Once this is all done, we will release the 1.0.0 version of the ppx project for public consumption.

It will be possible to use ppx rewriter baseds on ppx in conjunction with ppx rewriters based on ppxlib or ocaml-migrate-parsetree, just so that we don’t need to port everything at once.

Our expectation is that the next time the parsetree changes and authors of ppx rewriters need to update their code, they’ll choose to migrate to ppx at the same time given that it will give them long term stability guarantees.

Drup · September 25, 2019, 5:16pm

I must admit I like this proposed API a lot more than the previous plan. I think this one will lead to much better adoption, especially for people, like me, who tend to write their current PPXs the “old school” way, with only omp.

The only real suggestion I have at this point is to keep the new astlib to the minimum: the API you propose here and the driver (and maybe metaquot/viewppx). I’ll be happy to give more feedback when I can test it.

jeremiedimino · September 26, 2019, 9:01am

What we call astlib won’t be a user facing library. It will live in the compiler itself and be the smallest possible API that ensure that the ppx world keeps working with new compilers and even trunk. It will only contain:

the definition of the dynamic AST
functions to convert between the static and dynamic ASTs
the history of upgrade/downgrade functions

The user facing package will be ppx, which will be composed of

the ppx library, which in particular will expose the versioned AST interfaces, the view patterns, the driver and various modules ported from ppxlib. It will be approximately the same size as ppxlib except that it will have no dependency
ppx.metaquot for metaquotations
ppx.view for view patterns

If there is a need to have just the versioned AST interfaces on their own without the rest, we could certainly imagine distributing them as a separate library of even a separate package.

Regarding the driver, it will be similar to the ppxlib driver. i.e. the standard way to register a transformation will be by registering extension point expanders or derivers rather than whole AST mappers, though the latter will still be allowed for special cases. This is simply because such precise transformers have a better composition semantic and lead to faster rewriting, so we want to encourage ppx authors to use that.
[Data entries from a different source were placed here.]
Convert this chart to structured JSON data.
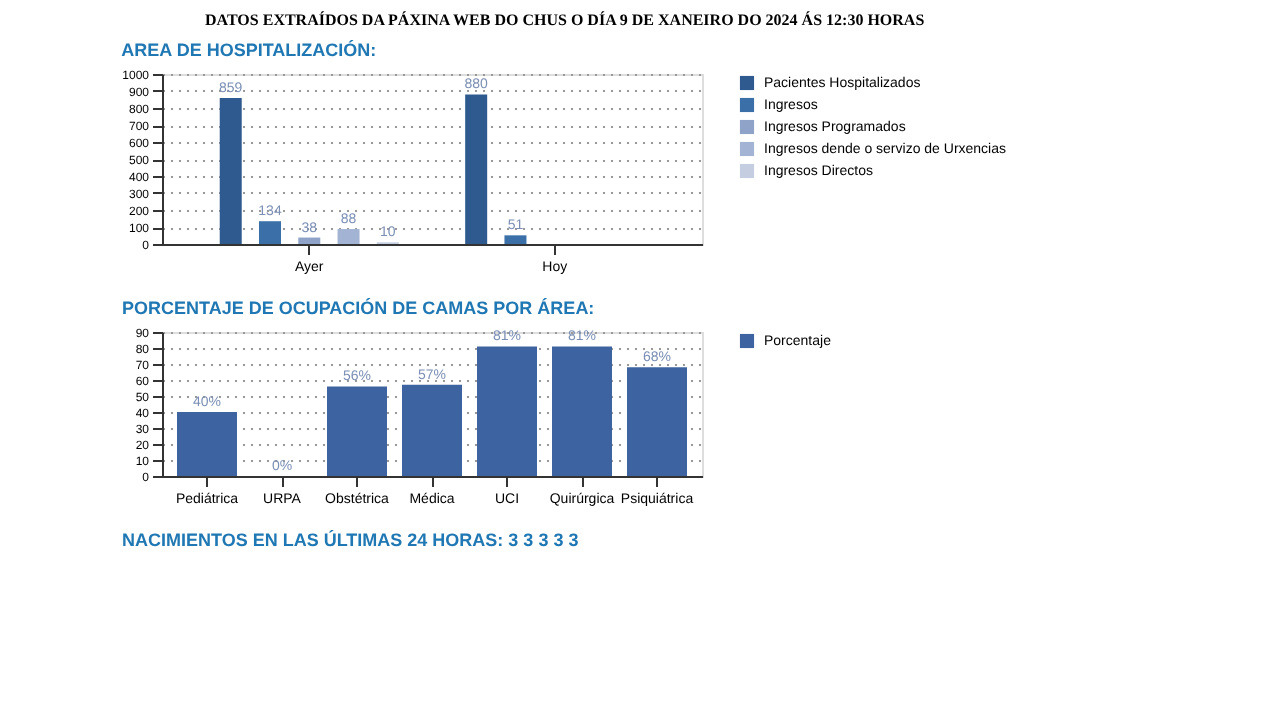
{
  "chart_data": [
    {
      "type": "bar",
      "title": "AREA DE HOSPITALIZACIÓN:",
      "annotations": [
        "DATOS EXTRAÍDOS DA PÁXINA WEB DO CHUS O DÍA 9 DE XANEIRO DO 2024 ÁS 12:30 HORAS"
      ],
      "categories": [
        "Ayer",
        "Hoy"
      ],
      "series": [
        {
          "name": "Pacientes Hospitalizados",
          "color": "#2f5a8f",
          "values": [
            859,
            880
          ]
        },
        {
          "name": "Ingresos",
          "color": "#3b6fa8",
          "values": [
            134,
            51
          ]
        },
        {
          "name": "Ingresos Programados",
          "color": "#8fa3c8",
          "values": [
            38,
            null
          ]
        },
        {
          "name": "Ingresos dende o servizo de Urxencias",
          "color": "#a3b3d3",
          "values": [
            88,
            null
          ]
        },
        {
          "name": "Ingresos Directos",
          "color": "#c5cde0",
          "values": [
            10,
            null
          ]
        }
      ],
      "ylim": [
        0,
        1000
      ],
      "yticks": [
        0,
        100,
        200,
        300,
        400,
        500,
        600,
        700,
        800,
        900,
        1000
      ],
      "grid": "y",
      "legend": "right",
      "data_labels": true
    },
    {
      "type": "bar",
      "title": "PORCENTAJE DE OCUPACIÓN DE CAMAS POR ÁREA:",
      "annotations": [
        "NACIMIENTOS EN LAS ÚLTIMAS 24 HORAS:  3 3 3 3 3"
      ],
      "categories": [
        "Pediátrica",
        "URPA",
        "Obstétrica",
        "Médica",
        "UCI",
        "Quirúrgica",
        "Psiquiátrica"
      ],
      "series": [
        {
          "name": "Porcentaje",
          "color": "#3d64a0",
          "values": [
            40,
            0,
            56,
            57,
            81,
            81,
            68
          ],
          "value_labels": [
            "40%",
            "0%",
            "56%",
            "57%",
            "81%",
            "81%",
            "68%"
          ]
        }
      ],
      "ylim": [
        0,
        90
      ],
      "yticks": [
        0,
        10,
        20,
        30,
        40,
        50,
        60,
        70,
        80,
        90
      ],
      "grid": "y",
      "legend": "right"
    }
  ]
}
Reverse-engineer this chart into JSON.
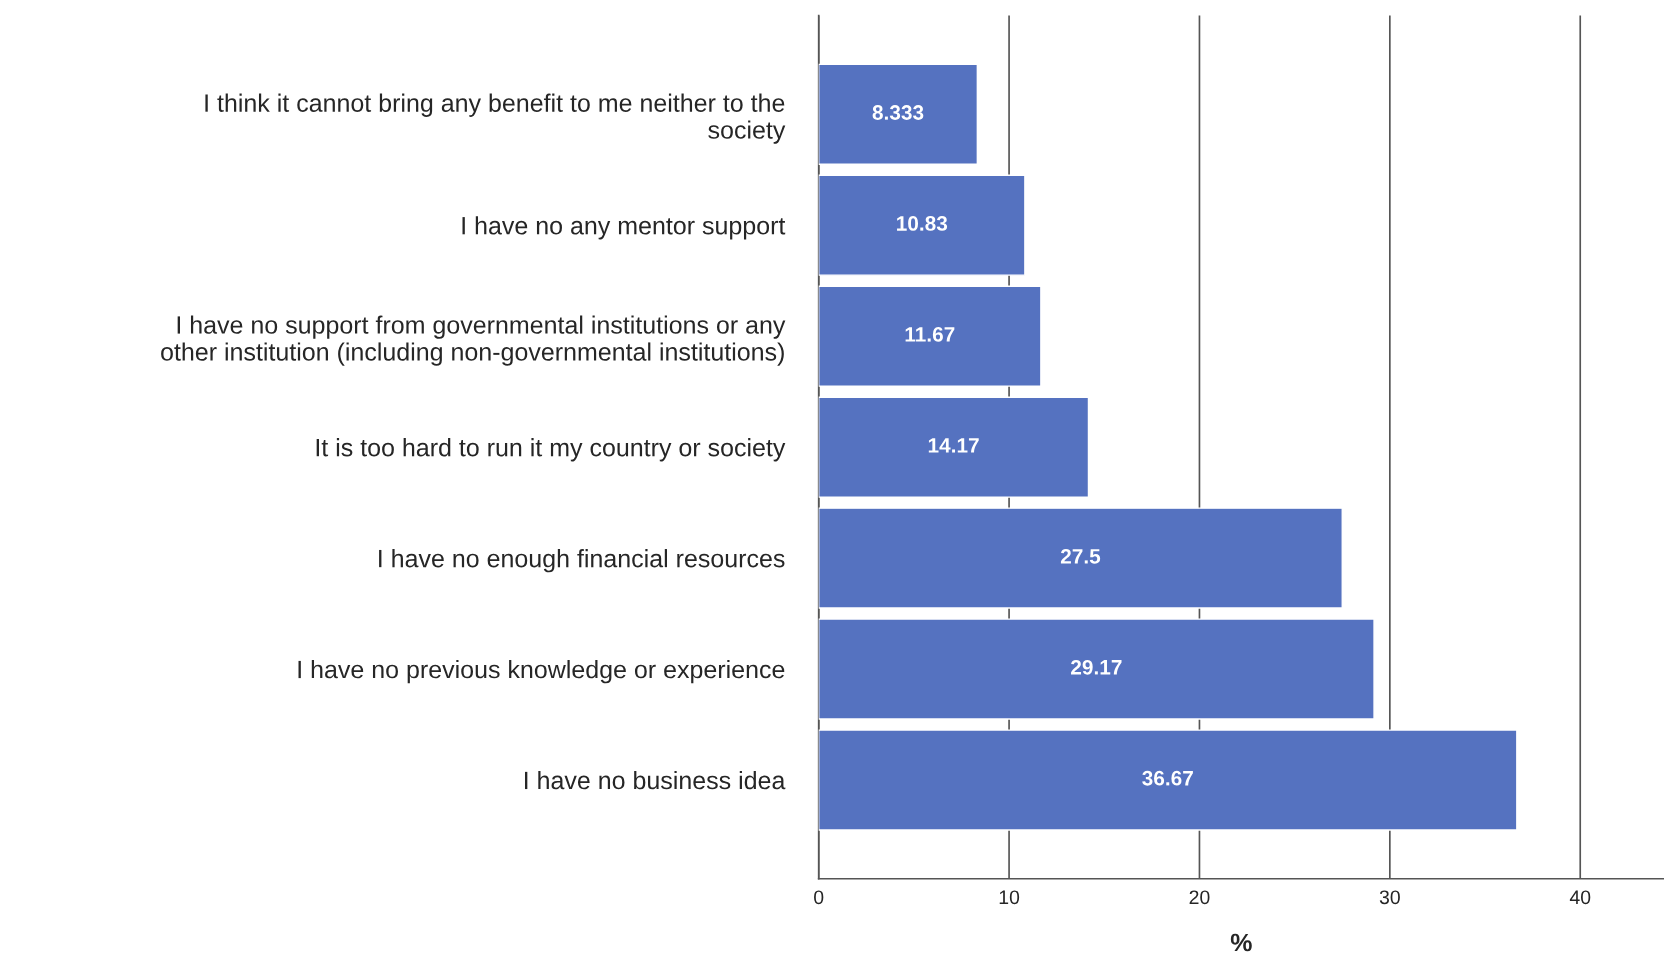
{
  "chart_data": {
    "type": "bar",
    "orientation": "horizontal",
    "xlabel": "%",
    "categories": [
      "I think it cannot bring any benefit to me neither to the\nsociety",
      "I have no any mentor support",
      "I have no support from governmental institutions or any\nother institution (including non-governmental institutions)",
      "It is too hard to run it my country or society",
      "I have no enough financial resources",
      "I have no previous knowledge or experience",
      "I have no business idea"
    ],
    "values": [
      8.333,
      10.83,
      11.67,
      14.17,
      27.5,
      29.17,
      36.67
    ],
    "color": "#5572c0",
    "xlim": [
      0,
      44.4
    ],
    "xticks": [
      0,
      10,
      20,
      30,
      40
    ],
    "grid": "x",
    "data_labels": true
  }
}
jeremiedimino · September 26, 2019, 9:01am

And feedback will definitely be welcome!

Chris00 · September 27, 2019, 2:17pm

Will the dynamic AST be serializable ? Minimal serializable AST representations are useful to, for example, run toplevels in separate processes and return the outout without making assumptions about how it will be used.

Chris00 · September 27, 2019, 2:21pm

BTW, an attribute [@serializable] testifying that the type can be serialized without throwing an exception would be nice.

jeremiedimino · September 30, 2019, 7:40am

It will be but it will be a bit bigger than the static one.